LONDON — The Swiss bank UBS said on Wednesday that it would pay more than $500 million in fines to the authorities in the United States for its role in the manipulation of currency markets and benchmark interest rates.
UBS said it would not face a criminal charge over currency misconduct but would be required to separately plead guilty to a criminal charge for its prior conduct over the manipulation of the interest rates, including theLondon interbank offered rate, or Libor, after the Justice Department tore up a 2012 nonprosecution agreement.
The agreement with UBS resolves a series of investigations by the Justice Department and other authorities in the United States, including banking regulators in Connecticut, into manipulation of currencies.
“The conduct of a small number of employees was unacceptable and we have taken appropriate disciplinary actions,” Axel A. Weber, the UBS chairman, and Sergio P. Ermotti, the UBS chief executive, said in a news release.
“We made significant investments to strengthen our control framework and compliance programs,” they said. “We self-detected this matter and reported it to the U.S. Department of Justice and other authorities. Our actions demonstrate our determination to pursue a policy of zero tolerance for misconduct and a desire to promote the right culture in our industry.”
UBS was among a group of the world’s largest banks that paid a combined $4.25 billion in November to settle with British and Swiss regulators and the Commodity Futures Trading Commission of the United States for their role in manipulating foreign currency markets.

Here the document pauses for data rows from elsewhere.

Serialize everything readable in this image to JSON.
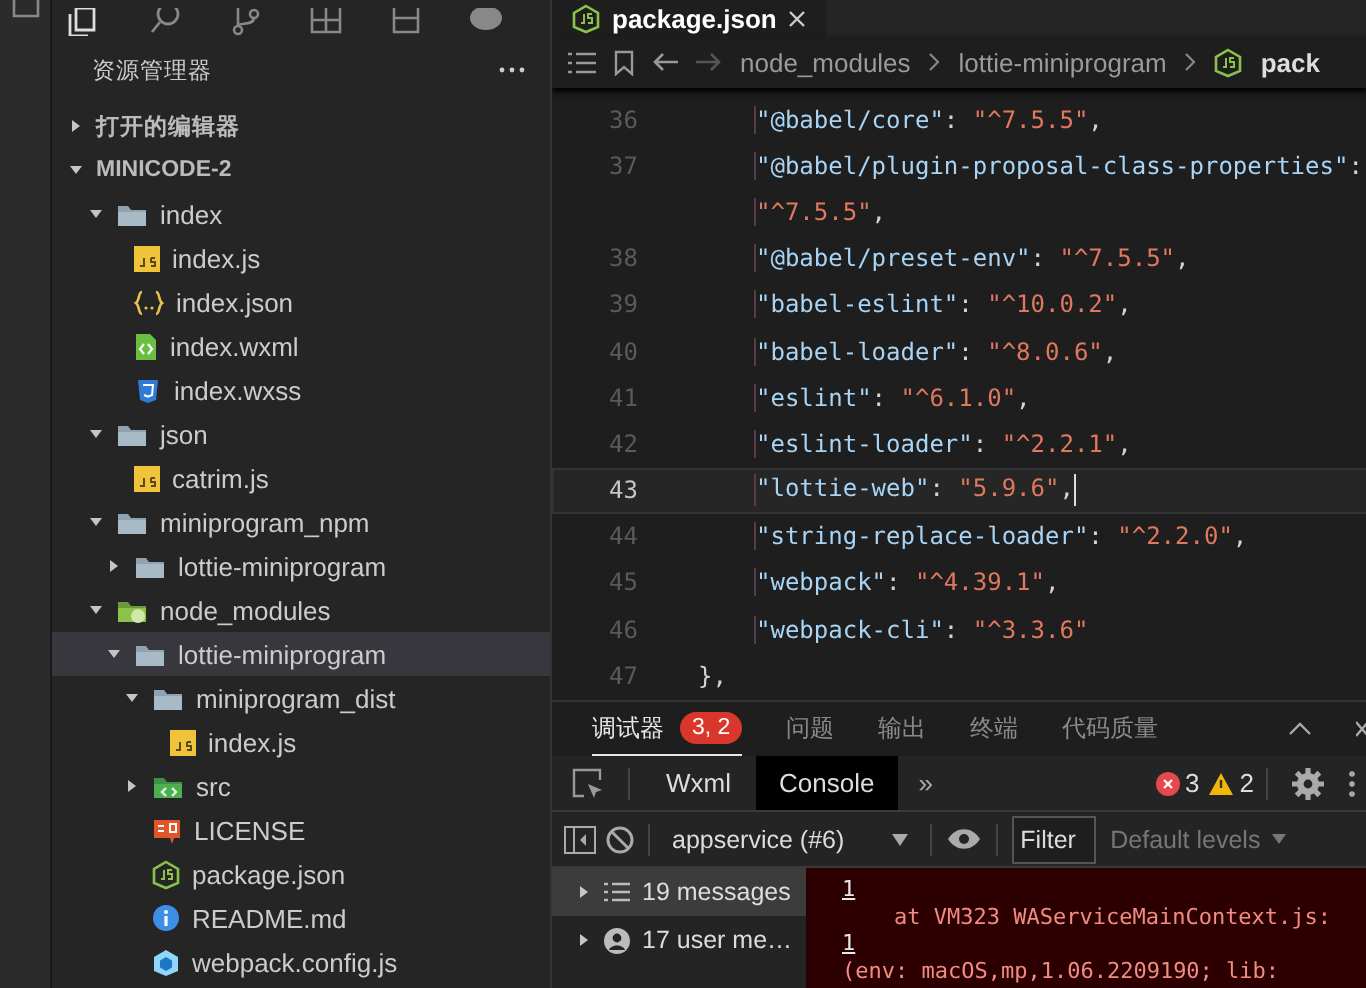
{
  "explorer": {
    "title": "资源管理器",
    "sections": [
      {
        "label": "打开的编辑器",
        "expanded": false
      },
      {
        "label": "MINICODE-2",
        "expanded": true
      }
    ],
    "tree": [
      {
        "label": "index",
        "kind": "folder",
        "expanded": true,
        "selected": false,
        "children": [
          {
            "label": "index.js",
            "kind": "js",
            "selected": false
          },
          {
            "label": "index.json",
            "kind": "json",
            "selected": false
          },
          {
            "label": "index.wxml",
            "kind": "wxml",
            "selected": false
          },
          {
            "label": "index.wxss",
            "kind": "wxss",
            "selected": false
          }
        ]
      },
      {
        "label": "json",
        "kind": "folder",
        "expanded": true,
        "selected": false,
        "children": [
          {
            "label": "catrim.js",
            "kind": "js",
            "selected": false
          }
        ]
      },
      {
        "label": "miniprogram_npm",
        "kind": "folder",
        "expanded": true,
        "selected": false,
        "children": [
          {
            "label": "lottie-miniprogram",
            "kind": "folder",
            "expanded": false,
            "selected": false
          }
        ]
      },
      {
        "label": "node_modules",
        "kind": "folder-node",
        "expanded": true,
        "selected": false,
        "children": [
          {
            "label": "lottie-miniprogram",
            "kind": "folder",
            "expanded": true,
            "selected": true,
            "children": [
              {
                "label": "miniprogram_dist",
                "kind": "folder",
                "expanded": true,
                "selected": false,
                "children": [
                  {
                    "label": "index.js",
                    "kind": "js",
                    "selected": false
                  }
                ]
              },
              {
                "label": "src",
                "kind": "folder-src",
                "expanded": false,
                "selected": false
              },
              {
                "label": "LICENSE",
                "kind": "license",
                "selected": false
              },
              {
                "label": "package.json",
                "kind": "node",
                "selected": false
              },
              {
                "label": "README.md",
                "kind": "info",
                "selected": false
              },
              {
                "label": "webpack.config.js",
                "kind": "webpack",
                "selected": false
              }
            ]
          }
        ]
      }
    ]
  },
  "editor": {
    "tab": {
      "label": "package.json",
      "selected": true
    },
    "breadcrumbs": [
      "node_modules",
      "lottie-miniprogram",
      "pack"
    ],
    "lines": [
      {
        "number": "36",
        "current": false,
        "tokens": [
          {
            "kind": "key",
            "text": "\"@babel/core\""
          },
          {
            "kind": "punct",
            "text": ": "
          },
          {
            "kind": "string",
            "text": "\"^7.5.5\""
          },
          {
            "kind": "punct",
            "text": ","
          }
        ]
      },
      {
        "number": "37",
        "current": false,
        "tokens": [
          {
            "kind": "key",
            "text": "\"@babel/plugin-proposal-class-properties\""
          },
          {
            "kind": "punct",
            "text": ":"
          }
        ]
      },
      {
        "current": false,
        "tokens": [
          {
            "kind": "string",
            "text": "\"^7.5.5\""
          },
          {
            "kind": "punct",
            "text": ","
          }
        ]
      },
      {
        "number": "38",
        "current": false,
        "tokens": [
          {
            "kind": "key",
            "text": "\"@babel/preset-env\""
          },
          {
            "kind": "punct",
            "text": ": "
          },
          {
            "kind": "string",
            "text": "\"^7.5.5\""
          },
          {
            "kind": "punct",
            "text": ","
          }
        ]
      },
      {
        "number": "39",
        "current": false,
        "tokens": [
          {
            "kind": "key",
            "text": "\"babel-eslint\""
          },
          {
            "kind": "punct",
            "text": ": "
          },
          {
            "kind": "string",
            "text": "\"^10.0.2\""
          },
          {
            "kind": "punct",
            "text": ","
          }
        ]
      },
      {
        "number": "40",
        "current": false,
        "tokens": [
          {
            "kind": "key",
            "text": "\"babel-loader\""
          },
          {
            "kind": "punct",
            "text": ": "
          },
          {
            "kind": "string",
            "text": "\"^8.0.6\""
          },
          {
            "kind": "punct",
            "text": ","
          }
        ]
      },
      {
        "number": "41",
        "current": false,
        "tokens": [
          {
            "kind": "key",
            "text": "\"eslint\""
          },
          {
            "kind": "punct",
            "text": ": "
          },
          {
            "kind": "string",
            "text": "\"^6.1.0\""
          },
          {
            "kind": "punct",
            "text": ","
          }
        ]
      },
      {
        "number": "42",
        "current": false,
        "tokens": [
          {
            "kind": "key",
            "text": "\"eslint-loader\""
          },
          {
            "kind": "punct",
            "text": ": "
          },
          {
            "kind": "string",
            "text": "\"^2.2.1\""
          },
          {
            "kind": "punct",
            "text": ","
          }
        ]
      },
      {
        "number": "43",
        "current": true,
        "tokens": [
          {
            "kind": "key",
            "text": "\"lottie-web\""
          },
          {
            "kind": "punct",
            "text": ": "
          },
          {
            "kind": "string",
            "text": "\"5.9.6\""
          },
          {
            "kind": "punct",
            "text": ","
          }
        ]
      },
      {
        "number": "44",
        "current": false,
        "tokens": [
          {
            "kind": "key",
            "text": "\"string-replace-loader\""
          },
          {
            "kind": "punct",
            "text": ": "
          },
          {
            "kind": "string",
            "text": "\"^2.2.0\""
          },
          {
            "kind": "punct",
            "text": ","
          }
        ]
      },
      {
        "number": "45",
        "current": false,
        "tokens": [
          {
            "kind": "key",
            "text": "\"webpack\""
          },
          {
            "kind": "punct",
            "text": ": "
          },
          {
            "kind": "string",
            "text": "\"^4.39.1\""
          },
          {
            "kind": "punct",
            "text": ","
          }
        ]
      },
      {
        "number": "46",
        "current": false,
        "tokens": [
          {
            "kind": "key",
            "text": "\"webpack-cli\""
          },
          {
            "kind": "punct",
            "text": ": "
          },
          {
            "kind": "string",
            "text": "\"^3.3.6\""
          }
        ]
      },
      {
        "number": "47",
        "current": false,
        "outdent": true,
        "tokens": [
          {
            "kind": "punct",
            "text": "},"
          }
        ]
      }
    ]
  },
  "panel": {
    "tabs": [
      {
        "label": "调试器",
        "selected": true,
        "badge": "3, 2"
      },
      {
        "label": "问题",
        "selected": false
      },
      {
        "label": "输出",
        "selected": false
      },
      {
        "label": "终端",
        "selected": false
      },
      {
        "label": "代码质量",
        "selected": false
      }
    ],
    "devtools": {
      "tabs": [
        {
          "label": "Wxml",
          "selected": false
        },
        {
          "label": "Console",
          "selected": true
        }
      ],
      "more": "»",
      "errors": "3",
      "warnings": "2"
    },
    "filter": {
      "context": "appservice (#6)",
      "placeholder": "Filter",
      "levels": "Default levels"
    },
    "console_sidebar": [
      {
        "label": "19 messages",
        "kind": "messages",
        "selected": true
      },
      {
        "label": "17 user me…",
        "kind": "user",
        "selected": false
      }
    ],
    "console_output": [
      {
        "kind": "link",
        "text": "1"
      },
      {
        "kind": "stack",
        "text": "at VM323 WAServiceMainContext.js:"
      },
      {
        "kind": "link",
        "text": "1"
      },
      {
        "kind": "message",
        "text": "(env: macOS,mp,1.06.2209190; lib:"
      }
    ]
  }
}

As part of its latest agreement with the American authorities, UBS will pay a penalty of $342 million to the Federal Reserve related to the foreign currency investigation, but will receive conditional immunity from prosecution by the Justice Department’s antitrust division. UBS said this reflected its role as the firm that first reported potential misconduct to the Justice Department.
The Fed and the Connecticut Department of Banking will also jointly issue a cease-and-desist order finding that UBS engaged in “unsafe and unsound business practices” relating to its currency trading business, UBS said.
In December 2012, UBS agreed to pay a combined $1.5 billion to the authorities in the United States, Britain and Switzerland for its role in a multiyear scheme to manipulate benchmark interest rates.
As part of its prior settlement, the bank’s Japanese subsidiary pleaded guilty to a criminal charge of wire fraud in the United States, but the parent company was allowed to enter a nonprosecution agreement as a result of its cooperation in the Libor investigation.
The agreement was set to run for two years and called for UBS to avoid prosecution if it did not commit any “United States crime whatsoever,” if it continued to cooperate with the continuing Libor investigation and if it came forward with information about potential misconduct by the bank or its employees.
Because its conduct violated that agreement, UBS will plead guilty to a criminal charge of wire fraud in the Libor matter, pay a $203 million fine and accept a three-year term of probation.
An earlier version of this article misstated the amount UBS agreed to pay to the authorities in the United States, Britain and Switzerland in December 2012. It was $1.5 billion, not $1.5 million.